Тут все разговоры за столом пошли про меня.

— Надо же, от одной матери, а такие абсолютно разные, — сказала твоя мать.

— Мы с сыном так довольны этим псом, — хвасталась твоя жена. — Папаша у нас целыми днями занят, мне тоже на работу надо, так он и дом сторожит, и Кайфана в школу провожает!

— Вот уж действительно могучий пёс, необыкновенный. — Цзиньлун взял свиную ножку в соусе и бросил мне. — И богатые не забывают родные места. Четвёрочка, приезжай почаще.

Аромат свиной ножки так и притягивал, в брюхе заурчало, но я заметил, какими глазами смотрят мои братья, и не двинулся.

— Необыкновенный он необыкновенный и есть, — вздохнул Цзиньлун. — Хуаньхуань, учись вот у этого пса! — Он взял ещё пару ножек и бросил перед братьями, а сыну сказал: — Чтобы стать человеком, нужно иметь хорошие манеры!

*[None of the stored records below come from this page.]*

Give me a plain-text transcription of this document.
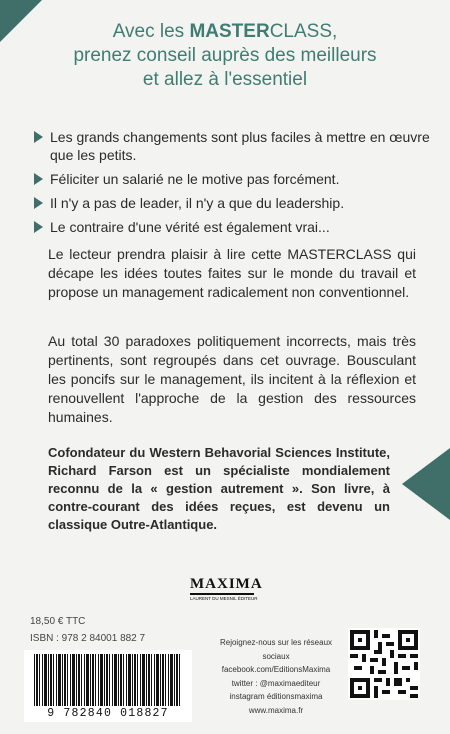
Avec les MASTERCLASS,
prenez conseil auprès des meilleurs
et allez à l'essentiel
Les grands changements sont plus faciles à mettre en œuvre que les petits.
Féliciter un salarié ne le motive pas forcément.
Il n'y a pas de leader, il n'y a que du leadership.
Le contraire d'une vérité est également vrai...

Le lecteur prendra plaisir à lire cette MASTERCLASS qui décape les idées toutes faites sur le monde du travail et propose un management radicalement non conventionnel.

Au total 30 paradoxes politiquement incorrects, mais très pertinents, sont regroupés dans cet ouvrage. Bousculant les poncifs sur le management, ils incitent à la réflexion et renouvellent l'approche de la gestion des ressources humaines.

Cofondateur du Western Behavorial Sciences Institute, Richard Farson est un spécialiste mondialement reconnu de la « gestion autrement ». Son livre, à contre-courant des idées reçues, est devenu un classique Outre-Atlantique.

MAXIMA
LAURENT DU MESNIL ÉDITEUR
18,50 € TTC
ISBN : 978 2 84001 882 7
9 782840 018827
Rejoignez-nous sur les réseaux sociaux
facebook.com/EditionsMaxima
twitter : @maximaediteur
instagram éditionsmaxima
www.maxima.fr
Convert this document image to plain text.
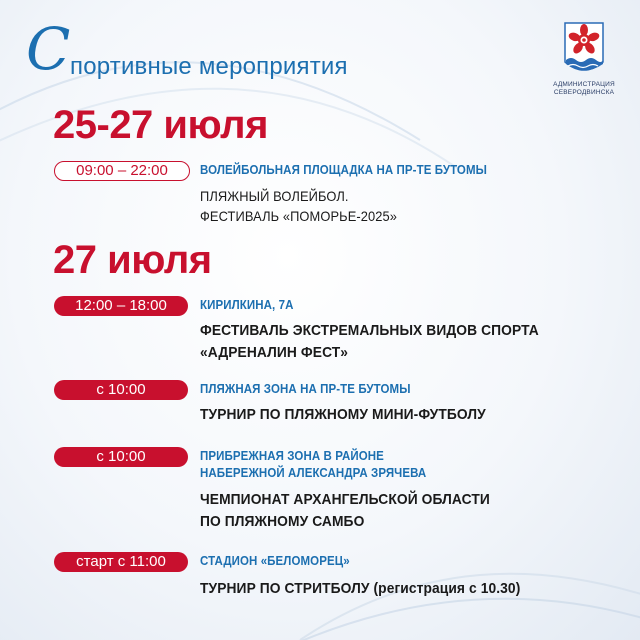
С портивные мероприятия
АДМИНИСТРАЦИЯ
СЕВЕРОДВИНСКА
25-27 июля
09:00 – 22:00	ВОЛЕЙБОЛЬНАЯ ПЛОЩАДКА НА ПР-ТЕ БУТОМЫ
ПЛЯЖНЫЙ ВОЛЕЙБОЛ.
ФЕСТИВАЛЬ «ПОМОРЬЕ-2025»
27 июля
12:00 – 18:00	КИРИЛКИНА, 7А
ФЕСТИВАЛЬ ЭКСТРЕМАЛЬНЫХ ВИДОВ СПОРТА
«АДРЕНАЛИН ФЕСТ»
с 10:00	ПЛЯЖНАЯ ЗОНА НА ПР-ТЕ БУТОМЫ
ТУРНИР ПО ПЛЯЖНОМУ МИНИ-ФУТБОЛУ
с 10:00	ПРИБРЕЖНАЯ ЗОНА В РАЙОНЕ
НАБЕРЕЖНОЙ АЛЕКСАНДРА ЗРЯЧЕВА
ЧЕМПИОНАТ АРХАНГЕЛЬСКОЙ ОБЛАСТИ
ПО ПЛЯЖНОМУ САМБО
старт с 11:00	СТАДИОН «БЕЛОМОРЕЦ»
ТУРНИР ПО СТРИТБОЛУ (регистрация с 10.30)
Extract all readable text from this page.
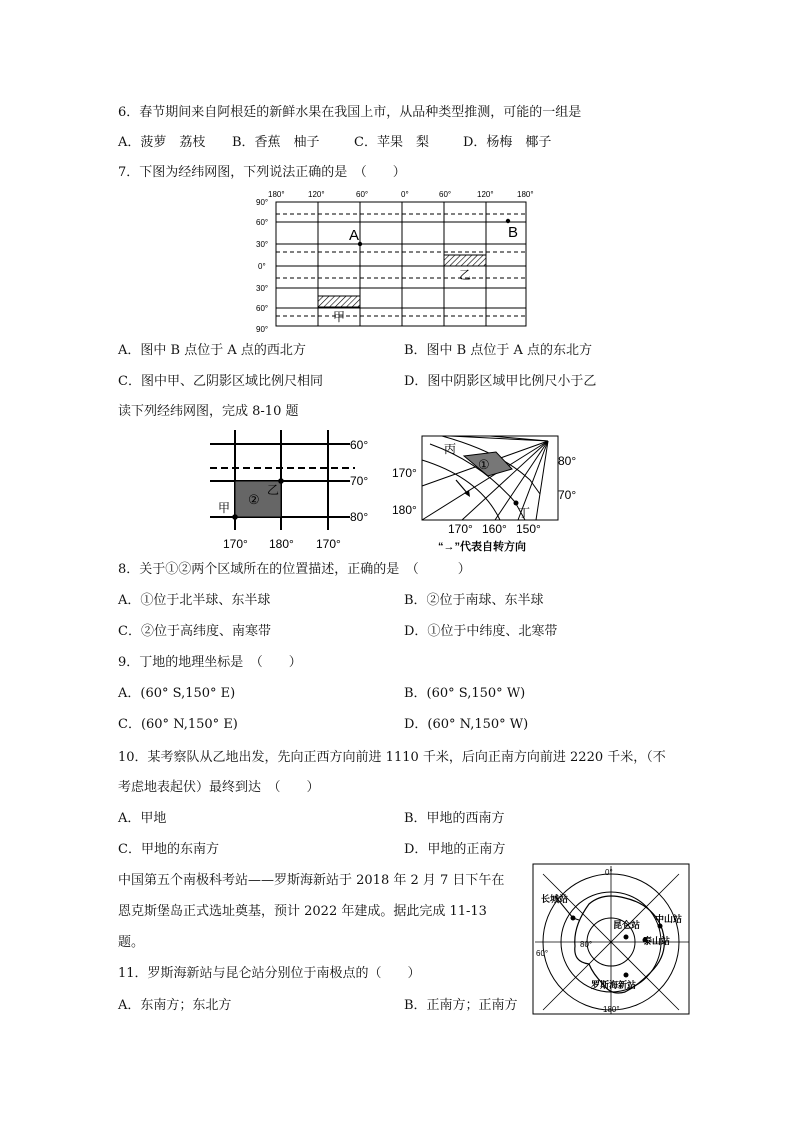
6．春节期间来自阿根廷的新鲜水果在我国上市，从品种类型推测，可能的一组是
A．菠萝　荔枝 B．香蕉　柚子	C．苹果　梨	D．杨梅　椰子
7．下图为经纬网图，下列说法正确的是　（　　）
180°	120°	60°	0°	60°	120°	180°
90°
60°
30°
0°
30°
60°
90°
A	B
乙
甲
A．图中 B 点位于 A 点的西北方	B．图中 B 点位于 A 点的东北方
C．图中甲、乙阴影区域比例尺相同	D．图中阴影区域甲比例尺小于乙
读下列经纬网图，完成 8-10 题
②
乙
甲
60°
70°
80°
170° 180° 170°
丙
①
丁
80°
70°
170°
180°
170° 160° 150°
“→”代表自转方向
8．关于①②两个区域所在的位置描述，正确的是　（　　　）
A．①位于北半球、东半球	B．②位于南球、东半球
C．②位于高纬度、南寒带	D．①位于中纬度、北寒带
9．丁地的地理坐标是　（　　）
A．(60° S,150° E)	B．(60° S,150° W)
C．(60° N,150° E)	D．(60° N,150° W)
10．某考察队从乙地出发，先向正西方向前进 1110 千米，后向正南方向前进 2220 千米，（不
考虑地表起伏）最终到达　（　　）
A．甲地	B．甲地的西南方
C．甲地的东南方	D．甲地的正南方
中国第五个南极科考站——罗斯海新站于 2018 年 2 月 7 日下午在
恩克斯堡岛正式选址奠基，预计 2022 年建成。据此完成 11-13
题。
0°
180°
60°
80°
长城站
昆仑站
中山站
泰山站
罗斯海新站
11．罗斯海新站与昆仑站分别位于南极点的（　　）
A．东南方；东北方	B．正南方；正南方
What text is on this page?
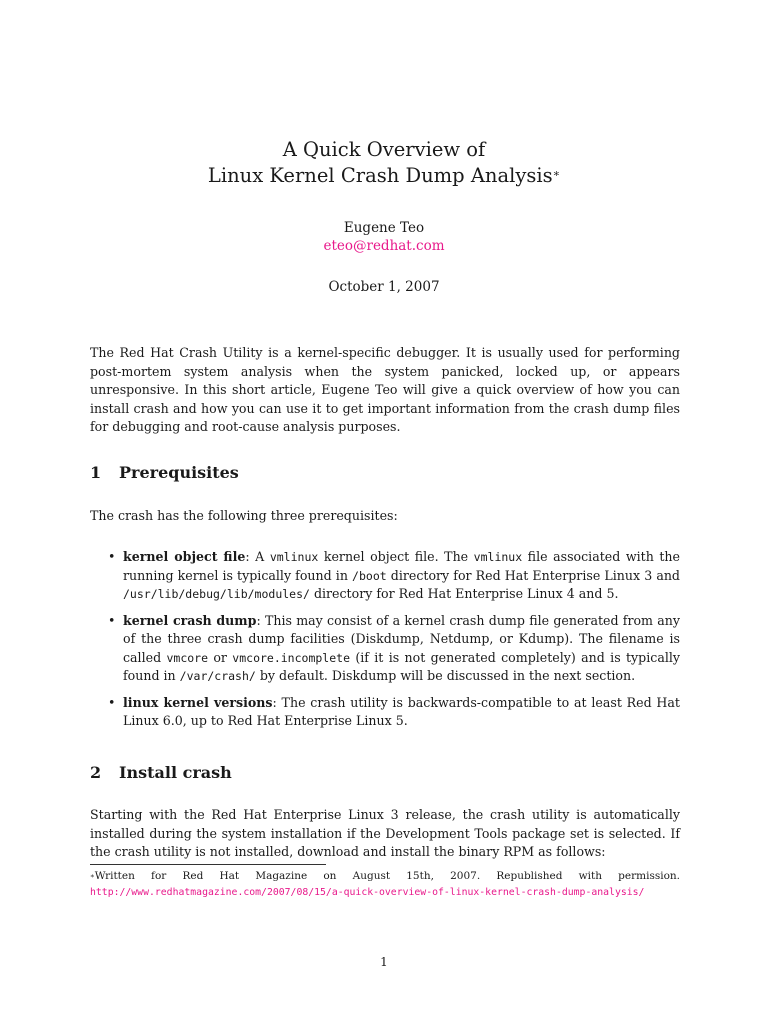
A Quick Overview of
Linux Kernel Crash Dump Analysis∗
Eugene Teo
eteo@redhat.com
October 1, 2007
The Red Hat Crash Utility is a kernel-specific debugger. It is usually used for performing post-mortem system analysis when the system panicked, locked up, or appears unresponsive. In this short article, Eugene Teo will give a quick overview of how you can install crash and how you can use it to get important information from the crash dump files for debugging and root-cause analysis purposes.
1 Prerequisites
The crash has the following three prerequisites:
• kernel object file: A vmlinux kernel object file. The vmlinux file associated with the running kernel is typically found in /boot directory for Red Hat Enterprise Linux 3 and /usr/lib/debug/lib/modules/ directory for Red Hat Enterprise Linux 4 and 5.
• kernel crash dump: This may consist of a kernel crash dump file generated from any of the three crash dump facilities (Diskdump, Netdump, or Kdump). The filename is called vmcore or vmcore.incomplete (if it is not generated completely) and is typically found in /var/crash/ by default. Diskdump will be discussed in the next section.
• linux kernel versions: The crash utility is backwards-compatible to at least Red Hat Linux 6.0, up to Red Hat Enterprise Linux 5.
2 Install crash
Starting with the Red Hat Enterprise Linux 3 release, the crash utility is automatically installed during the system installation if the Development Tools package set is selected. If the crash utility is not installed, download and install the binary RPM as follows:
∗Written for Red Hat Magazine on August 15th, 2007. Republished with permission. http://www.redhatmagazine.com/2007/08/15/a-quick-overview-of-linux-kernel-crash-dump-analysis/
1
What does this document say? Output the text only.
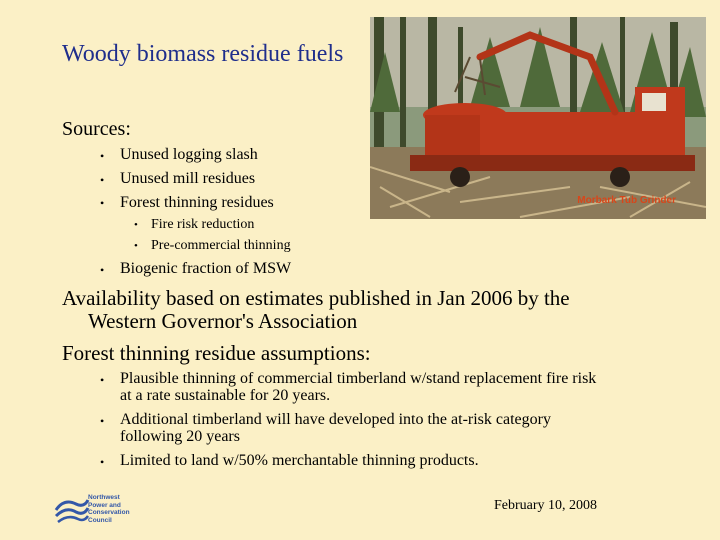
Woody biomass residue fuels
Sources:
• Unused logging slash
• Unused mill residues
• Forest thinning residues
• Fire risk reduction
• Pre-commercial thinning
• Biogenic fraction of MSW
Availability based on estimates published in Jan 2006 by the
Western Governor's Association
Forest thinning residue assumptions:
• Plausible thinning of commercial timberland w/stand replacement fire risk
at a rate sustainable for 20 years.
• Additional timberland will have developed into the at-risk category
following 20 years
• Limited to land w/50% merchantable thinning products.
Morbark Tub Grinder
Northwest
Power and
Conservation
Council
February 10, 2008
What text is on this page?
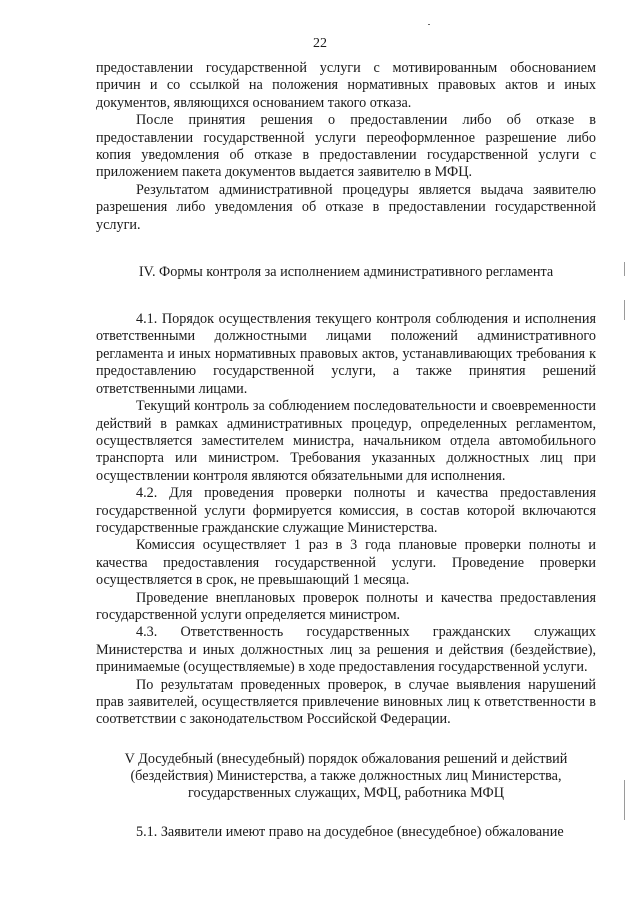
22

предоставлении государственной услуги с мотивированным обоснованием причин и со ссылкой на положения нормативных правовых актов и иных документов, являющихся основанием такого отказа.

После принятия решения о предоставлении либо об отказе в предоставлении государственной услуги переоформленное разрешение либо копия уведомления об отказе в предоставлении государственной услуги с приложением пакета документов выдается заявителю в МФЦ.

Результатом административной процедуры является выдача заявителю разрешения либо уведомления об отказе в предоставлении государственной услуги.

IV. Формы контроля за исполнением административного регламента

4.1. Порядок осуществления текущего контроля соблюдения и исполнения ответственными должностными лицами положений административного регламента и иных нормативных правовых актов, устанавливающих требования к предоставлению государственной услуги, а также принятия решений ответственными лицами.

Текущий контроль за соблюдением последовательности и своевременности действий в рамках административных процедур, определенных регламентом, осуществляется заместителем министра, начальником отдела автомобильного транспорта или министром. Требования указанных должностных лиц при осуществлении контроля являются обязательными для исполнения.

4.2. Для проведения проверки полноты и качества предоставления государственной услуги формируется комиссия, в состав которой включаются государственные гражданские служащие Министерства.

Комиссия осуществляет 1 раз в 3 года плановые проверки полноты и качества предоставления государственной услуги. Проведение проверки осуществляется в срок, не превышающий 1 месяца.

Проведение внеплановых проверок полноты и качества предоставления государственной услуги определяется министром.

4.3. Ответственность государственных гражданских служащих Министерства и иных должностных лиц за решения и действия (бездействие), принимаемые (осуществляемые) в ходе предоставления государственной услуги.

По результатам проведенных проверок, в случае выявления нарушений прав заявителей, осуществляется привлечение виновных лиц к ответственности в соответствии с законодательством Российской Федерации.

V Досудебный (внесудебный) порядок обжалования решений и действий

(бездействия) Министерства, а также должностных лиц Министерства,

государственных служащих, МФЦ, работника МФЦ

5.1. Заявители имеют право на досудебное (внесудебное) обжалование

Сгорая от нетерпения, братья вцепились в ножки и принялись жадно грызть, непроизвольно порыкивая, чтобы никто не смел подойти. Я всё так же не двигался с места, устремив взгляд на твою жену. И только когда она махнула мне, мол, можно, я откусил кусочек и стал неторопливо, беззвучно жевать.

Нельзя же терять собачье достоинство.

— Папа, ты очень правильно сказал, — воскликнул Симэнь Хуань, забирая лежащие перед Кайфаном часы. — Я тоже хочу показать хорошие манеры. — Он встал, зашёл во внутреннюю комнату и вернулся с охотничьим ружьём.

— Хуаньхуань, ты что задумал? — испуганно вскочила Хучжу.

Совершенно спокойный Цзиньлун усмехнулся:

— А ну посмотрим, как мой сын покажет хорошие манеры! Хочешь пристрелить пса семьи твоего второго дядюшки? Так благородный муж не поступает. Или хочешь уложить нашего пса и пса твоей тётушки? Так это будет тем более низкий поступок!

— Хорошо же ты, папа, обо мне думаешь! — разозлился Симэнь Хуань.

Он привычно вскинул ружьё на плечо, и хоть для его плечика оно было тяжеловато, по этому неожиданному движению можно было судить, что обращаться ему с ружьём не впервой. Изогнувшись, он повесил свои дорогие фирменные часы на ветку абрикоса, отступил на десять метров и уверенно загнал патрон в патронник. На губах у него играла безжалостная улыбка, совсем как у взрослого. Часы поблёскивали в лучах яркого полуденного солнца. Испуганный крик Хучжу отступил куда-то далеко на задний план, лишь потрясающе громко раздавалось тиканье часов. Мне казалось, что время и пространство слились в одну сверкающую до рези в глазах полосу света, которую — тик-так, тик-так — разрезали на кусочки огромные чёрные ножницы. С первого выстрела Симэнь Хуань промазал, на ветке образовалась большая белая дыра. Второй выстрел попал в цель. Пуля разнесла часы на кусочки…

Цифры разлетелись в стороны, от времени остались лишь осколки.

 

ГЛАВА 48

Все возмущены и судят кто во что горазд. Братья ссорятся, высказав, что думают друг о друге

 

Позвонивший мне Цзиньлун сказал, что мать при смерти. Но, переступив порог дома Симэнь, я понял, что попался на удочку.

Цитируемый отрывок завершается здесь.